Higher Education and Continuing Education marketing require a higher level of insight.




Tom Tortorici specializes in marketing communications for educational institutions and companies. Some examples are included in his online portfolio; to see more, just get in touch.


Have you heard the old marketing principle sell benefits and not features? Benefits are what the buyer gains in the end. Features are aspects of the thing being offered.

In education marketing, actually, both are important. But it's easy to confuse the two, to the point of losing sight of what we're really, truly selling.

• Undergraduate Admissions at a university promotes its brand new buildings and student facilities.
• An insurance-industry continuing ed provider features its seminar location at a San Deigo resort hotel
• A working-adults degree program mentions its long tradition of academic excellence.
• A technical college advertises its fast-track certification program.
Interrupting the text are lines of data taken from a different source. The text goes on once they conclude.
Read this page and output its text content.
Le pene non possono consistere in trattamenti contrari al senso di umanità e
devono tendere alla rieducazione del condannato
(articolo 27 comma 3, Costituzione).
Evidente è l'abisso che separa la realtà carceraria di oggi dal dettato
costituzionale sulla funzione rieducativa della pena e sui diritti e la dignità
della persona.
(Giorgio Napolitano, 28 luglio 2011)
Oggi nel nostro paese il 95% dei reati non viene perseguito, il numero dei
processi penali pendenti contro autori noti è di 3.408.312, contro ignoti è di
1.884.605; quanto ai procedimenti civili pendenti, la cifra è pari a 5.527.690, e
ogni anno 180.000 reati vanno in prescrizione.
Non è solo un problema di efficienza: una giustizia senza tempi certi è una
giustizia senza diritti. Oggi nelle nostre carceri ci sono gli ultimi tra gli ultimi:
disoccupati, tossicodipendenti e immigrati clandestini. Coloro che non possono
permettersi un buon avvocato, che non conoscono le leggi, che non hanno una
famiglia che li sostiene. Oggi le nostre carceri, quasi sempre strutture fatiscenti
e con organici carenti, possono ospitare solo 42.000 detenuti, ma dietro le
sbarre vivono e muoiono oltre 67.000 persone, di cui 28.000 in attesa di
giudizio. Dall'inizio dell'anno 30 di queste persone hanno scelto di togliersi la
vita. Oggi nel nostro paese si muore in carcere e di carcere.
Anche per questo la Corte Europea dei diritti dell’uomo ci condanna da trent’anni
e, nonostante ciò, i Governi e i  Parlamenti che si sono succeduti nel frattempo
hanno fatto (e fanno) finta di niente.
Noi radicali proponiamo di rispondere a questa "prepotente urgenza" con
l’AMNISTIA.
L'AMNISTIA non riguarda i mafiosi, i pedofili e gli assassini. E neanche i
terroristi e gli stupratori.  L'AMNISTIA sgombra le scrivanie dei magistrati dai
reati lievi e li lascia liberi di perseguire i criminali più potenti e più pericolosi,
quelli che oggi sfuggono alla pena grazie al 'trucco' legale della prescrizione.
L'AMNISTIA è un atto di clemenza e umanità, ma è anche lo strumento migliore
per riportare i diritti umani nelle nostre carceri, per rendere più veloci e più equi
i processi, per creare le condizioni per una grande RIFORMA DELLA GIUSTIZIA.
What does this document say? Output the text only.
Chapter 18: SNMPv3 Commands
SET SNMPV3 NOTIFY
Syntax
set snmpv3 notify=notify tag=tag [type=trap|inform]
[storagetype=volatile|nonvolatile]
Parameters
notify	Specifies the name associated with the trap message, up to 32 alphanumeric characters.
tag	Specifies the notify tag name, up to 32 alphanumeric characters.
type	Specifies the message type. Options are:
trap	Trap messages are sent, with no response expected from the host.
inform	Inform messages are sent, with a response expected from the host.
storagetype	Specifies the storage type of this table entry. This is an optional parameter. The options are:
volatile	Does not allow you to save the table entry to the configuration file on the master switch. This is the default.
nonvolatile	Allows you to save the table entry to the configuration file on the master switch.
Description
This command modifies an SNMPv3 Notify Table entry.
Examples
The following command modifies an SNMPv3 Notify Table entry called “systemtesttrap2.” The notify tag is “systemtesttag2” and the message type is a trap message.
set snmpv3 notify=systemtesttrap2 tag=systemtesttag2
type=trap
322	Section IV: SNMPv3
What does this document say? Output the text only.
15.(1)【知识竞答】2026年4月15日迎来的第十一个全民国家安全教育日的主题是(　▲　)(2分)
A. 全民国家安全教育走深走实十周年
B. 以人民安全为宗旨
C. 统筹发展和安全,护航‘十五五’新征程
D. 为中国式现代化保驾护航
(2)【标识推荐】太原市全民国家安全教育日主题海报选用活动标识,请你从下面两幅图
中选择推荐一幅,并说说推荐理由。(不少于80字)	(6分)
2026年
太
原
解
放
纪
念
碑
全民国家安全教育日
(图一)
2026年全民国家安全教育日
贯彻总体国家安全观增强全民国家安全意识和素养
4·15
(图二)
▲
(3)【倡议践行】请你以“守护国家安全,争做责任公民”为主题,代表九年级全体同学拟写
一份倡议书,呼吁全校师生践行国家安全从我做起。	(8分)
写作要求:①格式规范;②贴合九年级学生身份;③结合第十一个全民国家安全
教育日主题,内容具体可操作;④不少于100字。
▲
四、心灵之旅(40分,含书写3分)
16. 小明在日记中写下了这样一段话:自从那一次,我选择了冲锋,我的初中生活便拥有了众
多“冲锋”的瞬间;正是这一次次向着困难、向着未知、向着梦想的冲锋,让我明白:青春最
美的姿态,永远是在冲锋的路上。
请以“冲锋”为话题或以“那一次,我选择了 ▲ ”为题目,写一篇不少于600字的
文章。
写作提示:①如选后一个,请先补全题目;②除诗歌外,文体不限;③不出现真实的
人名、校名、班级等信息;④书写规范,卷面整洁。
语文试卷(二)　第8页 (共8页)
All good things. But not a single genuine benefit among them.

• The new buildings and facilities are a competitive advantage.
• The beach hotel location is used as a deal-clincher.
• The academic tradition is part of brand-building.

• The fast-track program is the response to a common objection.

So what would be an education's true benefit? Something that doesn't accrue until the student has left: Being prepared to compete for enhanced career opportunity.

If you're not sure about what is most important to applicants, ask yourself: if people could choose between a great degree with no job, OR a great job with no degree, which do you think they would pick?

Life-long academics sometimes have a tendency to think students cough up tuition each semester out of a love of academia. Sure, there are a few. But even they have to get a job someday.

For Continuing Education attendees, it's also about staying on top of their category's latest developments and keeping their job--which can now be just as competitive as getting a job. If you're known as the "go-to person" with the latest answers at your workplace, wouldn't that give you some measure of job security? How about emotional security?

Many of the things that education marketers promote as ultimate benefits really have more to do with the short-term student experience. And to be sure, especially for undergraduates to whom we're selling purely competitively, skillful marketing communications should help the prospect "taste the experience" of life and learning on our unique campus.

But now more than ever, people are concerned about their ability to consistently learn a good living. It's the bottom of bottom lines. And with good reason. Picture the father of three staring at the bedroom ceiling, feeling he's being left behind in an industry that's quickly evolving. But the professional-education ad he sees the next day doesn't empathize with his predicament. Instead it boasts about it's school's "small class sizes" and "liberal arts tradition."

Perhaps we need to realize that our own marketing is no longer just about our institution. It's also about our prospective student after they're no longer our student.

• What additional training can we give that will make them more competitive in the job market--which other schools aren't offering?
• How can we lower the bar, by reducing their expenses, hassles and time commitment, so it's easier to for them to start, and quicker for them to finish?
• Can we run our Career Services department like private employment firm, or introduce grads to influential and well-connected alumni?

Let's start there. Let's be creative. In the end, our organizations, and our marketing, can more effectively attract the students we want by making the competitive advantages of our graduates our competitive advantage.